We found that the protective effects of greenness and the neighbourhood-based measure of greenness were strongest when the 500 m buffer was used (as compared to 250 m and 1 km buffers). The benefits of greening on loneliness in Australia were based on greenness measures within 1.6 km distance from participants’ homes (Astell-Burt et al. 2022b). Elsewhere, a study in the United Kingdom that included approximately 200,000 participants, that also modelled residential greenness using a 500 m buffer, found a statistically significant reduced risk of social isolation (OR = 0.97; 95% CI 0.95‒0.99) (Lai et al. 2021). Most studies of greenness and loneliness have not evaluated differential effects across different buffers; however, such analyses can be helpful to identify relevant pathways whereby greenness can impact health. In addition, identifying which buffer distances produce the greatest benefits can help inform the design of greening interventions.

We undertook a cross-sectional analysis of the CCHS. As noted by Astell-Burt et al., this is similar to most other studies on this topic (Astell-Burt et al. 2022a). The use of the cross-sectional study design is limited for evaluating causal associations. Moreover, cross-sectional data analysis typically carries with it a limited ability to undertake mediation analysis (Cain et al. 2018) for behaviours such as physical activities and social interactions that may ultimately be the pathways whereby greenness may reduce loneliness and social isolation. Longitudinal analyses also have advantages for assessing self-selection bias related to place of residence and greenness. Namely, those of better health and better income may be more likely to choose to live in greener areas, rather than greenness itself conferring the benefit (Gailey 2022; McCormack 2017).
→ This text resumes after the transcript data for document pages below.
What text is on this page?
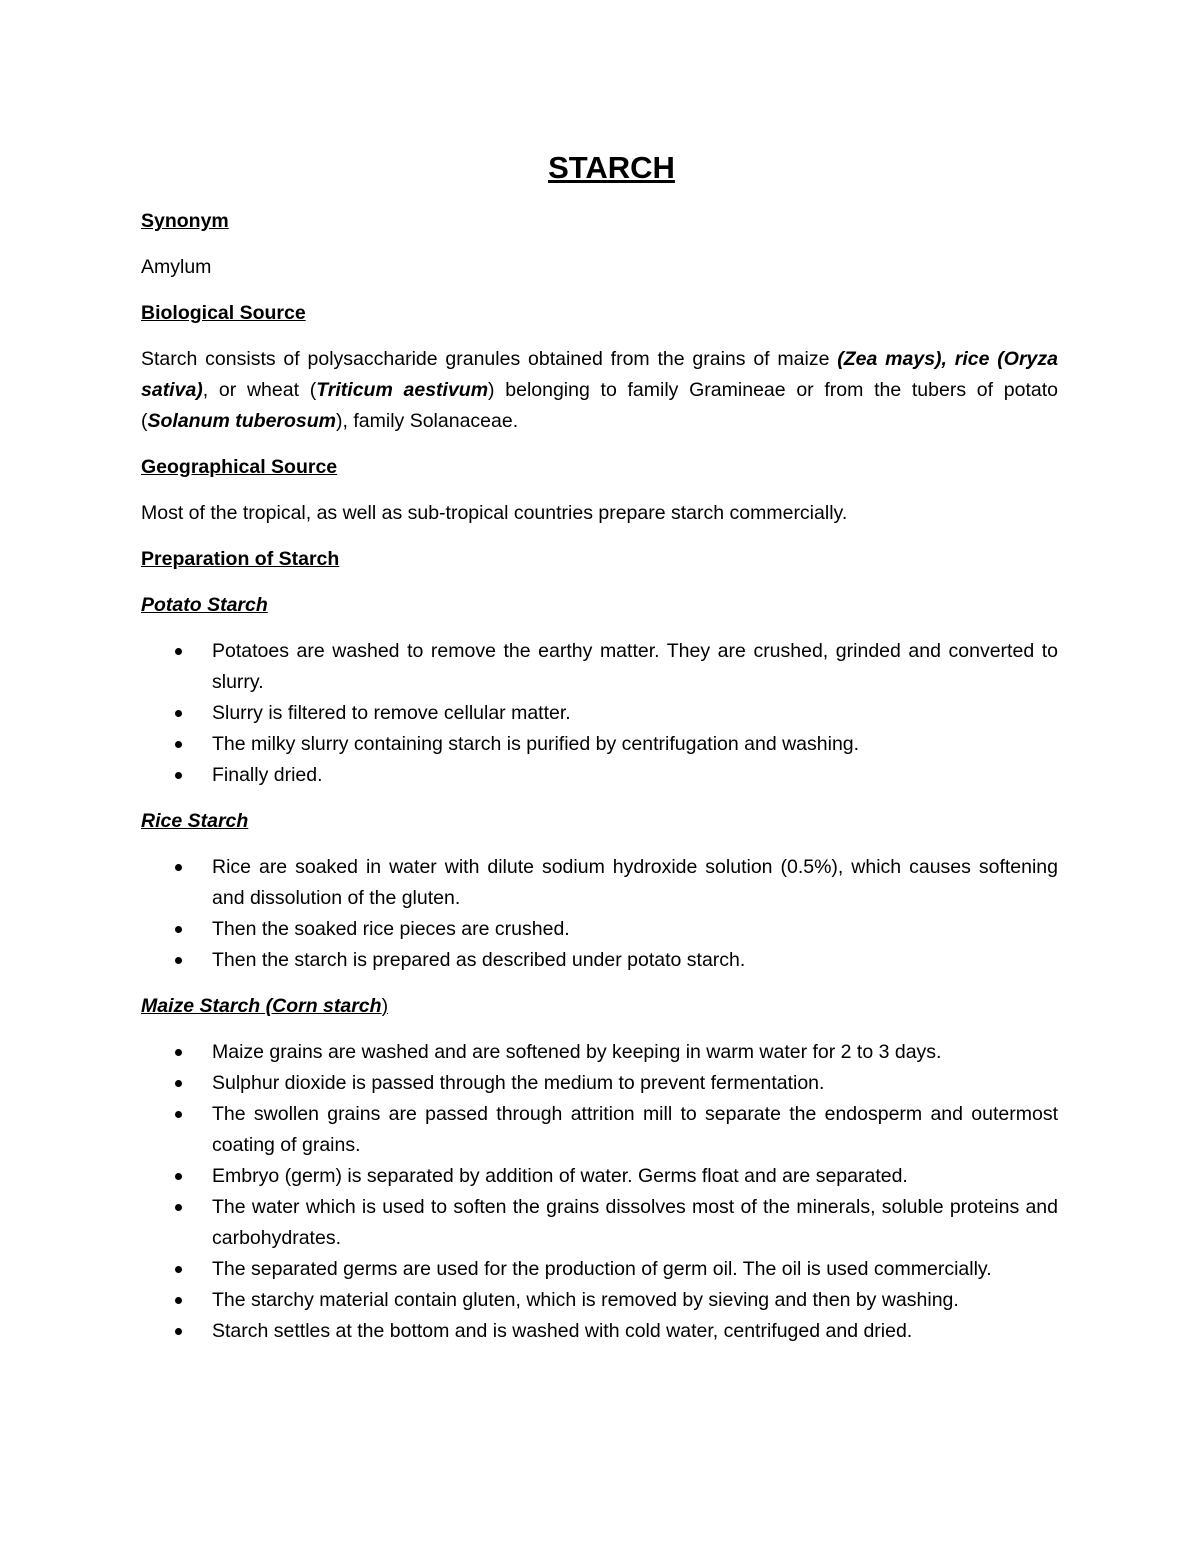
STARCH
Synonym
Amylum
Biological Source
Starch consists of polysaccharide granules obtained from the grains of maize (Zea mays), rice (Oryza sativa), or wheat (Triticum aestivum) belonging to family Gramineae or from the tubers of potato (Solanum tuberosum), family Solanaceae.
Geographical Source
Most of the tropical, as well as sub-tropical countries prepare starch commercially.
Preparation of Starch
Potato Starch
Potatoes are washed to remove the earthy matter. They are crushed, grinded and converted to slurry.
Slurry is filtered to remove cellular matter.
The milky slurry containing starch is purified by centrifugation and washing.
Finally dried.
Rice Starch
Rice are soaked in water with dilute sodium hydroxide solution (0.5%), which causes softening and dissolution of the gluten.
Then the soaked rice pieces are crushed.
Then the starch is prepared as described under potato starch.
Maize Starch (Corn starch)
Maize grains are washed and are softened by keeping in warm water for 2 to 3 days.
Sulphur dioxide is passed through the medium to prevent fermentation.
The swollen grains are passed through attrition mill to separate the endosperm and outermost coating of grains.
Embryo (germ) is separated by addition of water. Germs float and are separated.
The water which is used to soften the grains dissolves most of the minerals, soluble proteins and carbohydrates.
The separated germs are used for the production of germ oil. The oil is used commercially.
The starchy material contain gluten, which is removed by sieving and then by washing.
Starch settles at the bottom and is washed with cold water, centrifuged and dried.
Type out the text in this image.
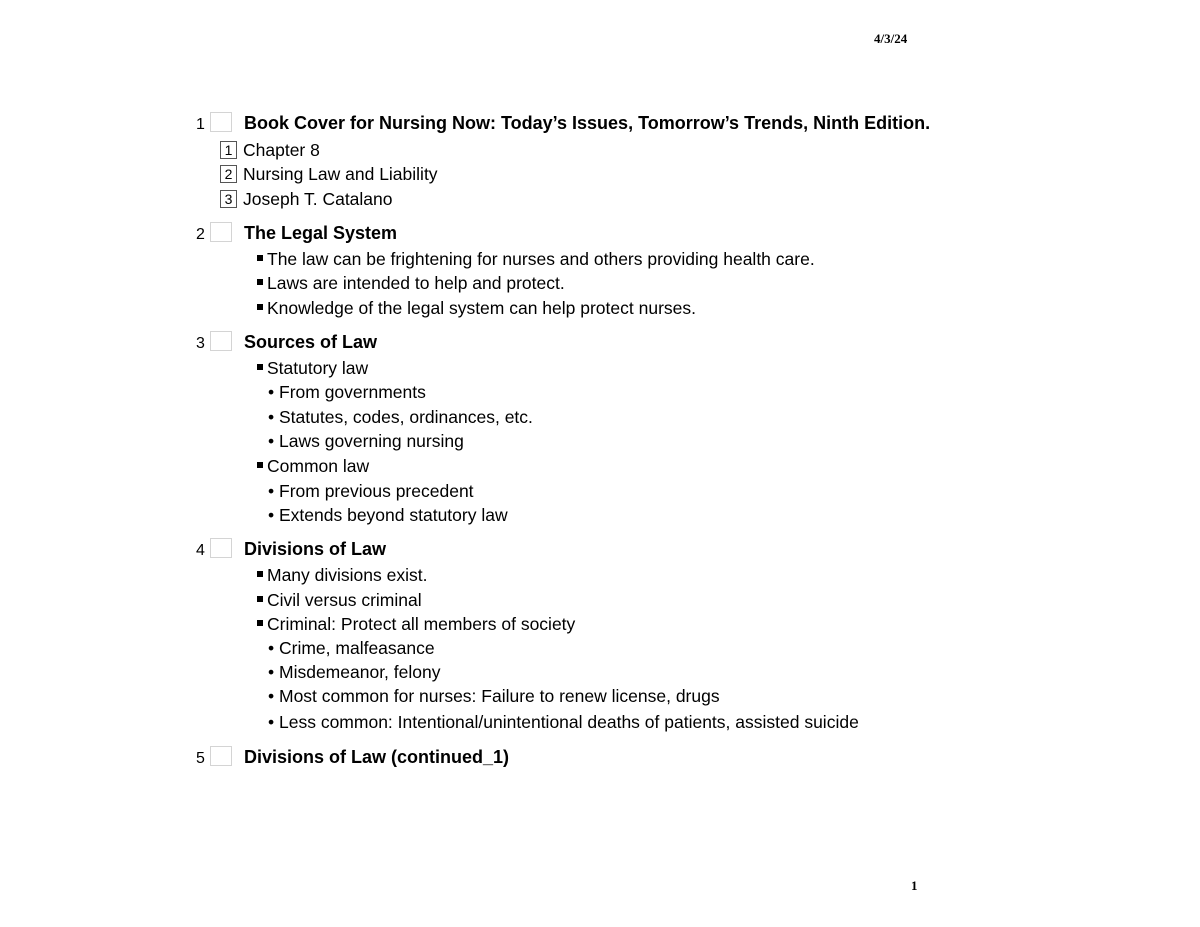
4/3/24
1 Book Cover for Nursing Now: Today’s Issues, Tomorrow’s Trends, Ninth Edition.
1 Chapter 8
2 Nursing Law and Liability
3 Joseph T. Catalano
2 The Legal System
The law can be frightening for nurses and others providing health care.
Laws are intended to help and protect.
Knowledge of the legal system can help protect nurses.
3 Sources of Law
Statutory law
• From governments
• Statutes, codes, ordinances, etc.
• Laws governing nursing
Common law
• From previous precedent
• Extends beyond statutory law
4 Divisions of Law
Many divisions exist.
Civil versus criminal
Criminal: Protect all members of society
• Crime, malfeasance
• Misdemeanor, felony
• Most common for nurses: Failure to renew license, drugs
• Less common: Intentional/unintentional deaths of patients, assisted suicide
5 Divisions of Law (continued_1)
1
For all these reasons, efforts to apply longitudinal analyses of greenness and health should be prioritized over cross-sectional data.

Conclusion

Our findings add to the growing literature that urban greenness reduces loneliness and social isolation. Continued follow-up of this cohort would help to better understand how some features of urban built environments may have helped mitigate loneliness during the COVID-19 pandemic. Regardless, loneliness and social isolation continue to represent important public health concerns that impact individuals of all ages, but particularly older adults. The US Surgeon General recently declared that loneliness is a public health crisis with impacts on mortality the equivalent of smoking up to 15 cigarettes a day (Jaffe 2023). For these reasons, and given the many other ways that greenness has been shown to improve health (James et al. 2015), the future design of urban areas should move quickly to implement greening initiatives.
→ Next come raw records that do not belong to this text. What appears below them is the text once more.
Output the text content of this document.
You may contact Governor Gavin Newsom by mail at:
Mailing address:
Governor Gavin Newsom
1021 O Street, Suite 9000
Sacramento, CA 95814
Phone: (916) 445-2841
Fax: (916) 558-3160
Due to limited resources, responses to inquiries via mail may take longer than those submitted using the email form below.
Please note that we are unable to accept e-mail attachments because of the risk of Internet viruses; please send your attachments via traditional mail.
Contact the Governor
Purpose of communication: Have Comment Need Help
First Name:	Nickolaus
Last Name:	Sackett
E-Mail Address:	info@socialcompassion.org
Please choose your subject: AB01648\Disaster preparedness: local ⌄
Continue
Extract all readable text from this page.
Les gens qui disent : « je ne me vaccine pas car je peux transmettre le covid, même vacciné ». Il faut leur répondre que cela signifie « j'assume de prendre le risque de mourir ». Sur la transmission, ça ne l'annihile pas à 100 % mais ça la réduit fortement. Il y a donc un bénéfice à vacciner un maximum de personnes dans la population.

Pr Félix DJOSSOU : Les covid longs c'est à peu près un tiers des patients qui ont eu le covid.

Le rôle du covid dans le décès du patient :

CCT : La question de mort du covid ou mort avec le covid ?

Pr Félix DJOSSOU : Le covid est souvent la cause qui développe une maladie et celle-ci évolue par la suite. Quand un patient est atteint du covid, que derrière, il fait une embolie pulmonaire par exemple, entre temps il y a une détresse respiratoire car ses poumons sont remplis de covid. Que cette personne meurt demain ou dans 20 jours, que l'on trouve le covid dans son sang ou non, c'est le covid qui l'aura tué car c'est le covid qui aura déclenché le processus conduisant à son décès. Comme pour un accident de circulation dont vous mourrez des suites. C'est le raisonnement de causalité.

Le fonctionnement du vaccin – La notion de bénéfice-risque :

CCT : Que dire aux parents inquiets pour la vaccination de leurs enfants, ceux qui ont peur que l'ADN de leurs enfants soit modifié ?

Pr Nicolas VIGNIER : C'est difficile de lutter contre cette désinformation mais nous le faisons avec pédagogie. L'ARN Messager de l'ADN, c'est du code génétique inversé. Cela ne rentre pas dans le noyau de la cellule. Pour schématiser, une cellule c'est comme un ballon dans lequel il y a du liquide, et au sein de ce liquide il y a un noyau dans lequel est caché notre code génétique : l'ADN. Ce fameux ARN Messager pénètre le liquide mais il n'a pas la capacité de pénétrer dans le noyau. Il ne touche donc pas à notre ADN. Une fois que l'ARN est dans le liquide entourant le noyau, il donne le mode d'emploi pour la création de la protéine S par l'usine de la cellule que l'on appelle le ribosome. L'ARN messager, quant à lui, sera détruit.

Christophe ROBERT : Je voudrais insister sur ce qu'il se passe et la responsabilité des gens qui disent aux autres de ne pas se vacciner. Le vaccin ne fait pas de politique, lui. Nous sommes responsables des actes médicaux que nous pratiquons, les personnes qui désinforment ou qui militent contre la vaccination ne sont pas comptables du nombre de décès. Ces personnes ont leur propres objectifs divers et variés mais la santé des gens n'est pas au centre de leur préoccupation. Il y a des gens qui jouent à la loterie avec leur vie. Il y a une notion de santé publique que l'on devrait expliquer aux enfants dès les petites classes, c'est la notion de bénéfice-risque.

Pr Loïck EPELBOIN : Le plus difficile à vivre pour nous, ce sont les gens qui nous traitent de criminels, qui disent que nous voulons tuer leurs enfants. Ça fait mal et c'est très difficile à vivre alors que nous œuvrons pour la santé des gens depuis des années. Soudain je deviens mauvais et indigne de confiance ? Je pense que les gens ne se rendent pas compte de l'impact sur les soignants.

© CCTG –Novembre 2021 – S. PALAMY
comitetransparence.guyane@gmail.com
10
Contributions to knowledge

What does this study add to existing knowledge?

  • This study provides insight on how features of urban built environments, specifically greenness, are related to loneliness and social isolation in older adults.

  • The study found that residential proximity to green spaces reduced the prevalence of being lonely within the neighbourhood, and social isolation. These associations were stronger for those in single-person households.

What are the key implications for public health interventions, practice, or policy?

  • These findings provide further support for implementing greening interventions in urban areas to improve population health.